Già, perché martedì (proprio nel giorno dello sciopero a La Serra) ci sarà la cosiddetta “chiamata centralizzata” da tutte le scuole pisane in una maxi riunione al Teatro di Cascina. Sarà quello il momento dell’assegnazione delle cattedre ai supplenti, compresi i posti degli insegnanti di sostegno. «Abbiamo aspettato quindici giorni, perché dal ministero non erano state pubblicate le graduatorie», dice il preside Scapellato.


Da mercoledì, quindi, il bimbo di La Serra avrà un insegnante tutto per lui, ma non sarà uno specializzato nel sostegno ai disabili. «È una cosa assurda, lo so. Sono mortificato, in quanto rappresentante di una scuola che non è in grado di dare risposte agli studenti e alle loro famiglie. Il fatto che manchino insegnanti di sostegno è un elemento negativo che caratterizza l’istruzione in Italia», aggiunge il dirigente.

Lo sciopero, comunque, si farà. Le mamme del Collettivo genitori Valdegola si sono organizzate con la distribuzione di volantini, in cui si legge che «la scuola pubblica dev’essere un diritto di tutte e di tutti davvero: non si lascia indietro nessuno. Ma qualcosa è andato storto, all’inizio di quest’anno scolastico. Dopo due settimane stiamo ancora aspettando il sostegno. Spiegheremo ai nostri bambini e alle nostre bambine che salteremo un giorno di lezione, perché vogliamo che la scuola sia un luogo davvero accessibile a tutte e tutti».
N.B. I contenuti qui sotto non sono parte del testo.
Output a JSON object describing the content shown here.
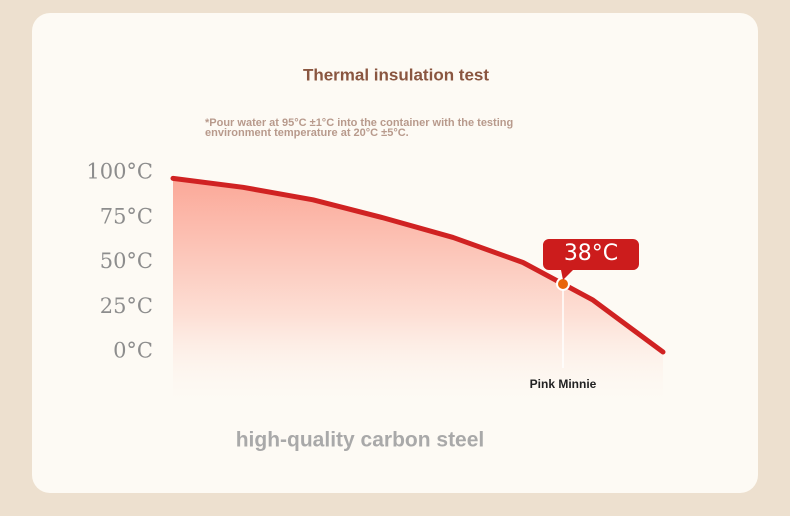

La mamma del bambino direttamente interessato dal problema alla scuola dice di essere stata «informata del fatto che la prossima settimana arriverà l’insegnante di sostegno. Bene così, anche se trovo assurdo vivere una situazione del genere. Gli insegnanti di sostegno dovrebbero essere tra le prime cose che vengono decise per l’inizio dell’anno scolastico. Sinceramente sono stata la prima a dire di aspettare a protestare, sperando che arrivasse una novità positiva che, in realtà, è vicina. Ma penso anche sia il caso di far sentire la nostra voce alle istituzioni con una presa di posizione abbastanza netta come quella dello sciopero in programma martedì».

A.Q..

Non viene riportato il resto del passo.